DALLAS, July 31, 2014 /PRNewswire/ -- TransCoastal
Corp (OTCQB: TCEC), ("TransCoastal"), an independent energy
development company, announced today that it has entered into a
joint venture agreement with Core Resource Management Incorporated
(OTC: CRMI), ("CRMI"), to drill up to 10 wells on TransCoastal's
Pampa, Texas acreage.
The agreement stipulates that CRMI will fund 100% of the
drilling and completion costs of up to $475,000 per well. Any additional drilling and
completion expenses for each well will be split 60% to TransCoastal
and 40% to CRMI. Upon completion, each party will have a 50%
working interest in each well. The net revenue interest will be
split 42.6% to CRMI and 28.4% to TransCoastal until each well's
drilling and completion costs are paid back. Afterwards, each party
will have a 35.5% net revenue interest in each well. CoreTerra
Operating, a subsidiary of TransCoastal, will be the official
operator of each well.
Casimir Capital L.P. acted as the exclusive advisor on the
transaction.
"These first 10 joint venture wells are just the beginning of an
aggressive development program of approximately 100 drill site
locations in our proved-undeveloped reserve category," spoke
Stuart Hagler, CEO of TransCoastal.
"This JV compliments TransCoastal's acquisition strategy of
acquiring and developing long-lived reserves, which remain largely
undeveloped."
About TransCoastal
TransCoastal Corporation is an
independent oil & gas company formed in August 1998 and headquartered in Dallas, Texas. Since inception, TransCoastal's
growth has focused on the acquisition of producing oil and gas
properties. The Company's strategy is driven by exploitation
opportunities of proven yet underdeveloped mature oil and gas
fields, which possess long-life reserve potential with low risk
development opportunities. For further information on the Company,
please visit TransCoastal's website at www.TransCoastal.net.
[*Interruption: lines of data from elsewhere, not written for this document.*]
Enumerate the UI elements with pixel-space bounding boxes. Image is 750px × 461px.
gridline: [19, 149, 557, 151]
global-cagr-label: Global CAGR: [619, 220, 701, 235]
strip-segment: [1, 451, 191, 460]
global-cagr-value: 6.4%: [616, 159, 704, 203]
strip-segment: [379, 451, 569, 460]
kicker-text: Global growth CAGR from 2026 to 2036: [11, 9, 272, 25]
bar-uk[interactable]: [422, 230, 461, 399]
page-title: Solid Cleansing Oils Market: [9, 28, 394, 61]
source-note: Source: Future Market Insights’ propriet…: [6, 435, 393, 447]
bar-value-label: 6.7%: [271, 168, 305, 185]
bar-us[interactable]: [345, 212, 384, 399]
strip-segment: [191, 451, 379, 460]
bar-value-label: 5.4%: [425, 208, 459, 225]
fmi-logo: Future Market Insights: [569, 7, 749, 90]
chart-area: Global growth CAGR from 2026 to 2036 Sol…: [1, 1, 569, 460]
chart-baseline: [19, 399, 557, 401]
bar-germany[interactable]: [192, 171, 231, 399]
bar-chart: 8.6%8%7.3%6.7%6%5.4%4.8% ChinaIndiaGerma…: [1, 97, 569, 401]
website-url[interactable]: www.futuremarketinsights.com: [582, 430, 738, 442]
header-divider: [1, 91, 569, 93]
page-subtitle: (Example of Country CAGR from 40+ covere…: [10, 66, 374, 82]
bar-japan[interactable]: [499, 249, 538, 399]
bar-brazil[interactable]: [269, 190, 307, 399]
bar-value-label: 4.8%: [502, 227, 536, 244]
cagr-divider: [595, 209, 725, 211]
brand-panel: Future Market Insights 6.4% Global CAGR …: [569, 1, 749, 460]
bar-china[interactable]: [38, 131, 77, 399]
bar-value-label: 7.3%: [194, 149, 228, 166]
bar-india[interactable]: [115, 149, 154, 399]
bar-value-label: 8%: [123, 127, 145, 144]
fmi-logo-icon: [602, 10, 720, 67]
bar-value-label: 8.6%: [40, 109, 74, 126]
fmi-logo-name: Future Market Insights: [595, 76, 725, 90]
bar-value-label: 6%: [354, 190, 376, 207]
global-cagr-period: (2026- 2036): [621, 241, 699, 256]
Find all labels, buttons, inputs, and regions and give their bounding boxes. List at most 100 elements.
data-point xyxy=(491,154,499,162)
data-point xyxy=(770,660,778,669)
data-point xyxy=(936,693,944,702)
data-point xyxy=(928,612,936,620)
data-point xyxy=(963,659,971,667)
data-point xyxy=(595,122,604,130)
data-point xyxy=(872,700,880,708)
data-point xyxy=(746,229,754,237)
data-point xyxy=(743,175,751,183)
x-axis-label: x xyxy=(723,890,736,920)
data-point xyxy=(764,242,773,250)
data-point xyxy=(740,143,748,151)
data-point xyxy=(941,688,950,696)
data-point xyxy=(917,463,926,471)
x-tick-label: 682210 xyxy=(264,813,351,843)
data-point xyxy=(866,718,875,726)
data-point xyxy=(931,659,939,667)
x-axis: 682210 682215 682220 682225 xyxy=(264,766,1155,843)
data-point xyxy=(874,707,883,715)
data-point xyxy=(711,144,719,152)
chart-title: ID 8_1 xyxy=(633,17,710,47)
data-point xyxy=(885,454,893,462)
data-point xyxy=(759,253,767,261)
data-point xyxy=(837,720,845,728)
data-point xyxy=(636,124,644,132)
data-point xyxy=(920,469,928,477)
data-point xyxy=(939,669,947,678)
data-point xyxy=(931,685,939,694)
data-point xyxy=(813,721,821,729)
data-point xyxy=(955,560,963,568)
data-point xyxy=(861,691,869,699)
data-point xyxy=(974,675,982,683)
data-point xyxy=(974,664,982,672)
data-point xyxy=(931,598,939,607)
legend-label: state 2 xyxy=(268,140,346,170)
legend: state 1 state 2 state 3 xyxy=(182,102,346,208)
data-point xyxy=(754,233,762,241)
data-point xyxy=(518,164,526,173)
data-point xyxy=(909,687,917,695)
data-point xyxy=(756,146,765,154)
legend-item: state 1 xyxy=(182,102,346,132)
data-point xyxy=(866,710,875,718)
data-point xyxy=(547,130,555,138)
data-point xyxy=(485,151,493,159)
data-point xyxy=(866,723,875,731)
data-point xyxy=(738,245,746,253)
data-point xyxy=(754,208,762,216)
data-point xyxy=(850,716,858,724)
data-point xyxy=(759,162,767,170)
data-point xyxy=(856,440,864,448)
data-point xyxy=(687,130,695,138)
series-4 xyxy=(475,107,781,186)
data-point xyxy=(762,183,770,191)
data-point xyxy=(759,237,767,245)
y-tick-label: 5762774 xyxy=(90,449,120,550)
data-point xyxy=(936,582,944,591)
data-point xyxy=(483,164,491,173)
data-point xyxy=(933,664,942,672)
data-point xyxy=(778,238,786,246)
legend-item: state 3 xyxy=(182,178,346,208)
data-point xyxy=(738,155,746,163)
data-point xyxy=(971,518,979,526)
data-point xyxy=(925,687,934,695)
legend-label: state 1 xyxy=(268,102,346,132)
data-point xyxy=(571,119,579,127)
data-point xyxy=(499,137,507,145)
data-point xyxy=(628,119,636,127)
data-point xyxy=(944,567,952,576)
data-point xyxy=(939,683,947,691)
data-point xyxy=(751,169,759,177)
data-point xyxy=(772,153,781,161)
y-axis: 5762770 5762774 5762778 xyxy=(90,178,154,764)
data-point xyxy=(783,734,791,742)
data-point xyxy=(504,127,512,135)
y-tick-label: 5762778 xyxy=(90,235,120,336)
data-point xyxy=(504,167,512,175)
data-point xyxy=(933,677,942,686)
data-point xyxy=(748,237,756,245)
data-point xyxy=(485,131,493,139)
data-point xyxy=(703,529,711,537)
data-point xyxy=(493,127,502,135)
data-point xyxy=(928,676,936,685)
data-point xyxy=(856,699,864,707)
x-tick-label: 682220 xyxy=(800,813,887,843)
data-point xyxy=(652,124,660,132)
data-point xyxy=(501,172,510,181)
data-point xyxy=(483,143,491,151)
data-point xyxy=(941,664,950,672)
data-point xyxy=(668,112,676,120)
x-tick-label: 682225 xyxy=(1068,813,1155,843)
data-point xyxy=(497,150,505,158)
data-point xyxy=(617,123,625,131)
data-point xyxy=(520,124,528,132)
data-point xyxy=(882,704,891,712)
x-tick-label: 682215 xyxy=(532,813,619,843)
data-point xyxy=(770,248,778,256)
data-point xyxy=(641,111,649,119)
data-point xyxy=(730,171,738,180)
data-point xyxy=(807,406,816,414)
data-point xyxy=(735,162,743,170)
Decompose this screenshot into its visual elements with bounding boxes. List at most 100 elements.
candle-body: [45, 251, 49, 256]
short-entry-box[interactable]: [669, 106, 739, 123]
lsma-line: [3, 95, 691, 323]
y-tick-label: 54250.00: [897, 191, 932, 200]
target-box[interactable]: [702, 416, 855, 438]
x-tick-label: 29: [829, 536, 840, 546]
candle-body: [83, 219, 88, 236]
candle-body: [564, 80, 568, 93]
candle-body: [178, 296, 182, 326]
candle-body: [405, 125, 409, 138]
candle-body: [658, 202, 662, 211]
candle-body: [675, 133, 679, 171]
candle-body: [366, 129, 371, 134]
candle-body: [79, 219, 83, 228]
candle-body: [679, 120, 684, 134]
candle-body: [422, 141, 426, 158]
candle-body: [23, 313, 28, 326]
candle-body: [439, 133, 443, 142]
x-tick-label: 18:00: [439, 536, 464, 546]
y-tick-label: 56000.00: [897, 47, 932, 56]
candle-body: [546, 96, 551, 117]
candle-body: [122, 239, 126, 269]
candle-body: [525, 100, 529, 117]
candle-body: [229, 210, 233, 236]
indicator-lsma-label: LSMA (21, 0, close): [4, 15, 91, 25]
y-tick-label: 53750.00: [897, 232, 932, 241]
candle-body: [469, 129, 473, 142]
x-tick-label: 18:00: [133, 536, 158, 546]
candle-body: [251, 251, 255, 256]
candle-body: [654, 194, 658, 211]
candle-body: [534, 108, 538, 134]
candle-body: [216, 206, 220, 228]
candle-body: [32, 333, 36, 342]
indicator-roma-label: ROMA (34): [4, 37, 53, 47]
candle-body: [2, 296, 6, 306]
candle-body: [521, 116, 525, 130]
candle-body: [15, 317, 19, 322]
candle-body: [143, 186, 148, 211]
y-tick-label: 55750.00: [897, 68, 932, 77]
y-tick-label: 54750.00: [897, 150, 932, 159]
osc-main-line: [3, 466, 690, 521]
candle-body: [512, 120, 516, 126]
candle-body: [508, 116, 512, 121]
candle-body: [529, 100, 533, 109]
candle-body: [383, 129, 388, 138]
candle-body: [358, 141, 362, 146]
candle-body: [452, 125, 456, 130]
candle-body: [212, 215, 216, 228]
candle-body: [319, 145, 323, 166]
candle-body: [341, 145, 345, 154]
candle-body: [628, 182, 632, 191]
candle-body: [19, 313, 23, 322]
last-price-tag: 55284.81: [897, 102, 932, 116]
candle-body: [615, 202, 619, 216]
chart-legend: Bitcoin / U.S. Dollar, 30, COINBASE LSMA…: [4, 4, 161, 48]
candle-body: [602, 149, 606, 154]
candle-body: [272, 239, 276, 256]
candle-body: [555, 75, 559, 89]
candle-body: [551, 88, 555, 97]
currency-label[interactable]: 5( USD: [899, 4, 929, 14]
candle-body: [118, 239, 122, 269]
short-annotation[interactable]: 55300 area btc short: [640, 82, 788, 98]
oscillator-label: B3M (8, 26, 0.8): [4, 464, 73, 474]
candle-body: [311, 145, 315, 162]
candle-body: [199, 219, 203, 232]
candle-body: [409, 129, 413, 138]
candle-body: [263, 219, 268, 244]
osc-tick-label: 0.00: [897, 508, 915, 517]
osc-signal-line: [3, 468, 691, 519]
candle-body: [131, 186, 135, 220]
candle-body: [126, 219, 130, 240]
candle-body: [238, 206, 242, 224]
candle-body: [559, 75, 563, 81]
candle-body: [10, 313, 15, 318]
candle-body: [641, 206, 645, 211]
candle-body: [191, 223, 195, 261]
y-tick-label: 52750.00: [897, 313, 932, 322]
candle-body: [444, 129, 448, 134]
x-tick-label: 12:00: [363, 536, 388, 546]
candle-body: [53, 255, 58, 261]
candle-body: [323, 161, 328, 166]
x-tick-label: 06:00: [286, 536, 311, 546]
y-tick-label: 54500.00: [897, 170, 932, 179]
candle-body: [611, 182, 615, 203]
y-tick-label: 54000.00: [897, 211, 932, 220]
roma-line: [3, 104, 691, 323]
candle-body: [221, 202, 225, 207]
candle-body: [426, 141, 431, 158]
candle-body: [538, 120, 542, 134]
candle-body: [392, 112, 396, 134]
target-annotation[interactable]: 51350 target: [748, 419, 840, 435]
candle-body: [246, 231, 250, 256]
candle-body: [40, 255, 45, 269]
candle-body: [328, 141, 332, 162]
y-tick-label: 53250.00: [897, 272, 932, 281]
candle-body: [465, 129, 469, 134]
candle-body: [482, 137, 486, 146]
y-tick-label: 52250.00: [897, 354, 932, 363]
Notice Regarding Forward-Looking Statements
This news
release contains "forward-looking statements" (statements which are
not historical facts) made pursuant to the safe harbor provisions
of the Private Securities Litigation Reform Act of 1995.
Forward-looking statements are based on current expectations rather
than historical facts and they are indicated by words or phrases
such as "anticipate," "could," "may," "might," "potential,"
"predict," "should," "estimate," "expect," "project," "believe,"
"plan," "envision," "continue," "intend," "target," "contemplate,"
or "will" and similar words or phrases or comparable terminology.
We have based such forward-looking statements on our current
expectations, assumptions, estimates and projections. While we
believe these expectations, assumptions, estimates and projections
are reasonable, such forward-looking statements are only
predictions and involve known and unknown risks and uncertainties,
and other factors that may cause actual results, performance or
achievements to be materially different from any future results,
performance or achievements expressed or implied by such
forward-looking statements, many of which are beyond our control.
These factors include, but are not limited to, the timing and
extent of changes in market conditions and prices for natural gas
and oil; the timing and extent of the company's success in
discovering, developing, producing and estimating reserves; the
economic viability of, and the company's success in drilling, the
company's ability to fund the company's planned capital
investments; the company's future property acquisition or
divestiture activities; increased competition; and any other
factors listed in the reports the company has filed and may file
with the Securities and Exchange Commission (SEC). Investors are
cautioned not to place undue reliance on these forward-looking
statements, which are valid only as of the date they were made. The
Company undertakes no obligation to update or revise any
forward-looking statements to reflect new information or the
occurrence of unanticipated events or otherwise.